I can’t help but think of Rocco DiSpirito’s failed attempt at such a feat in the guilty-pleasure TV show for foodies, “The Restaurant.” But there’s a big difference here. Whereas Rocco wanted to hang out with his clientele in the front, Johnny loves to be in the kitchen. Rocco’s restaurant failed in large part because he lost touch with the most essential element in the joint, the food. There’s no danger of that happening here. If there’s one thing that Giavos is committed to, it’s the food. He doesn’t just want you to dig the ambience at his bar, he wants you to love the food at his newest restaurant.
A quick glance down the menu shows little in the way of surprising or exotic fare. Though the eclectic reigns here, there is little in the way of fusion — a fact I find refreshing. My wife, who is six months pregnant, exclaimed that everything sounded so good. And she was right. To find crab dip, saganaki flambée, falafel sliders, a hummus plate, and grilled garlic shrimp all on the same appetizer menu and all $7 or less made our decisions difficult. We tried the falafel sliders (petite versions of the ground chickpea patties) on one occasion and the grilled garlic shrimp over homemade cornbread the next. The falafel were hearty enough to be a meal in themselves. The garlic shrimp were light and not overpowering with the cornbread absorbing the delicious sauce.
Choices on the salad menu ($6-$8) include a standard Asian grilled chicken salad, a traditional Caesar, a buffalo mozzarella with tomato and basil, a classic Mediterranean, and couple of unusual options in the sweet and plump fried oysters gracing a spinach salad (which proved a wonderful combination) and a Caribbean-style avocado-pineapple-cilantro salad (which should be a hit this summer). All the salads are large enough to be a meal alone and a great value at this price.
George Tsipas’ contribution to the menu is specialty pizza ($7-$9). The crust is reminiscent of that at Bottom’s Up, and the combinations are classic and tasty. There’s a white three-mushroom, Greek, grilled eggplant and peppers, andouille sausage, and the Monkey Pie with ham, pineapple and caramelized onions.
The menu really shines in the entrée section ($12-$17). Here we see the best of what Giavos has to offer: simple combinations and little twists on the classics. The best meal I had at 3 Monkeys was, by far, the roast pork, sliced razor-thin and heaped atop homemade mashed potatoes, covered in caramelized onions, bathed in au jus, and complemented by grilled asparagus and roasted red peppers.
Also on the menu: New York strip with Gorgonzola butter, jambalaya served with penne pasta and the seafood pasta diablo.
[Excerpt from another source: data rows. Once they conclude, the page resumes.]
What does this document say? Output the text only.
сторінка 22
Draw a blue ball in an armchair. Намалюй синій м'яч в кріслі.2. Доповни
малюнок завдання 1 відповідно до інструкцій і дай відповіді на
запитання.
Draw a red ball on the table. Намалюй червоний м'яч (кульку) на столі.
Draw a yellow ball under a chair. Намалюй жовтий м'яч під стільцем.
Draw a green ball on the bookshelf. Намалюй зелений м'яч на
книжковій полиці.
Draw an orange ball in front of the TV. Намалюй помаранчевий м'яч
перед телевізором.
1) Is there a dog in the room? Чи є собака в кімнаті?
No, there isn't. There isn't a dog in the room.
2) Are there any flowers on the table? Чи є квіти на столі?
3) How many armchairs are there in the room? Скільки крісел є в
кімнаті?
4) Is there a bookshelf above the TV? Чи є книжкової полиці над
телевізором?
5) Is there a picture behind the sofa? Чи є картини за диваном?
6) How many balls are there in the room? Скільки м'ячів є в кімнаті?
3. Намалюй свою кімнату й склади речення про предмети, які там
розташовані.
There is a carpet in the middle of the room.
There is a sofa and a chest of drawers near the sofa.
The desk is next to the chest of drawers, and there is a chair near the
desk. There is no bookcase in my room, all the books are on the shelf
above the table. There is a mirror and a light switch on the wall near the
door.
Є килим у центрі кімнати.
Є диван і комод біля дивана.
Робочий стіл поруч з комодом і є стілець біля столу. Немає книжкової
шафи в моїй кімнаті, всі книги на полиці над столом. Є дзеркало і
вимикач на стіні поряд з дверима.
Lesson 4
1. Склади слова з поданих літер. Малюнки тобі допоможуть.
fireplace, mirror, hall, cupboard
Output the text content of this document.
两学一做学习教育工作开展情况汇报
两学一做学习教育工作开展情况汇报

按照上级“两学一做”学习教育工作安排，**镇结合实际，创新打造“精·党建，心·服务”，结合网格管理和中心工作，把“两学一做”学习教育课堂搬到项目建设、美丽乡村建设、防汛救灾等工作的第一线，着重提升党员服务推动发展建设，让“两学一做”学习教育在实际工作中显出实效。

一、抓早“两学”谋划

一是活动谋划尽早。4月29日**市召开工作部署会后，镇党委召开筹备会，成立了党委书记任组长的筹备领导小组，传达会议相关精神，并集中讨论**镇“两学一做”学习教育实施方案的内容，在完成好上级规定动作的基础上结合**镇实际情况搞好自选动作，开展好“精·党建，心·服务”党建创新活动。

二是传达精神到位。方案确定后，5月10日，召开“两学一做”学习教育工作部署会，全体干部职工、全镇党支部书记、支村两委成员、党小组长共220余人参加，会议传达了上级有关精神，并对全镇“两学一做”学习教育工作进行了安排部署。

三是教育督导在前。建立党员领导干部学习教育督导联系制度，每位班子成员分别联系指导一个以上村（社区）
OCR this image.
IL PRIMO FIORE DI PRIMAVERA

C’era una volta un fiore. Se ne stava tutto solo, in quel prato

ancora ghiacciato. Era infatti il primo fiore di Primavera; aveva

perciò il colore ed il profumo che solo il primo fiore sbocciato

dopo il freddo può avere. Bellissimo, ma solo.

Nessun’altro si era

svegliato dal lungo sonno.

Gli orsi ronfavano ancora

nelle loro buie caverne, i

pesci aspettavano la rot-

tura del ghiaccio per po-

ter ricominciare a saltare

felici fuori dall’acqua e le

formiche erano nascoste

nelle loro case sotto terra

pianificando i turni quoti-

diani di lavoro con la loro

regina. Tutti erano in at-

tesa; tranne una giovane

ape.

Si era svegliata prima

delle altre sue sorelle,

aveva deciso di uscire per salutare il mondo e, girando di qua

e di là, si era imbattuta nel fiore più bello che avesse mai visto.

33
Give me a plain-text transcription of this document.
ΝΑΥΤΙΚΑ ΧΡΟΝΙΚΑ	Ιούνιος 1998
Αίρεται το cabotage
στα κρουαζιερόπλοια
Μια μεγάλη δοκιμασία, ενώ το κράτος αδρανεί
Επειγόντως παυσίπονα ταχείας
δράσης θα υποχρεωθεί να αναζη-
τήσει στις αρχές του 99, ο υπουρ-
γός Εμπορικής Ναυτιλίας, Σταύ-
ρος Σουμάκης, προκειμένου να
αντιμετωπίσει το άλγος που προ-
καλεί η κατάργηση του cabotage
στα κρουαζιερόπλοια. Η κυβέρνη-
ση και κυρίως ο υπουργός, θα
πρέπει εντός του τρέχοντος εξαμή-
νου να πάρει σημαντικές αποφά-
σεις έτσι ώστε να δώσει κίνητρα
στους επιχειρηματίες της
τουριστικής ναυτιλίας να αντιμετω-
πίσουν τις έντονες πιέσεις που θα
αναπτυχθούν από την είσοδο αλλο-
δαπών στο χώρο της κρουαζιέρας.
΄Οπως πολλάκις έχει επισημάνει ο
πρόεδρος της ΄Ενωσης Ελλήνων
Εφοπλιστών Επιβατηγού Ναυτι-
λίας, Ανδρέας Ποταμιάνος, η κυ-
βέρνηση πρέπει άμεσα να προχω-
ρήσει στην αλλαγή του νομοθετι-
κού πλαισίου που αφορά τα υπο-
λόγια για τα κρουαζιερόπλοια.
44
There’s even a lowbrow fried seafood platter for those who can’t get enough of the crispy golden goodness.
All in all, Giavos is hitting the mark with his newest venture. With a good dose of comfort food and a strong kitchen staff to execute it well, he could hardly miss. S
3 Monkeys Bar and Grill ($)
2525 W. Main St.
204-2525
Lunch Monday-Friday 11 a.m.-4 p.m.
Dinner Monday-Friday 4 p.m.-1 a.m.; Saturday-Sunday 2:30 p.m.-1 a.m.
Brunch Saturday-Sunday 9:30 a.m.-2:30 p.m.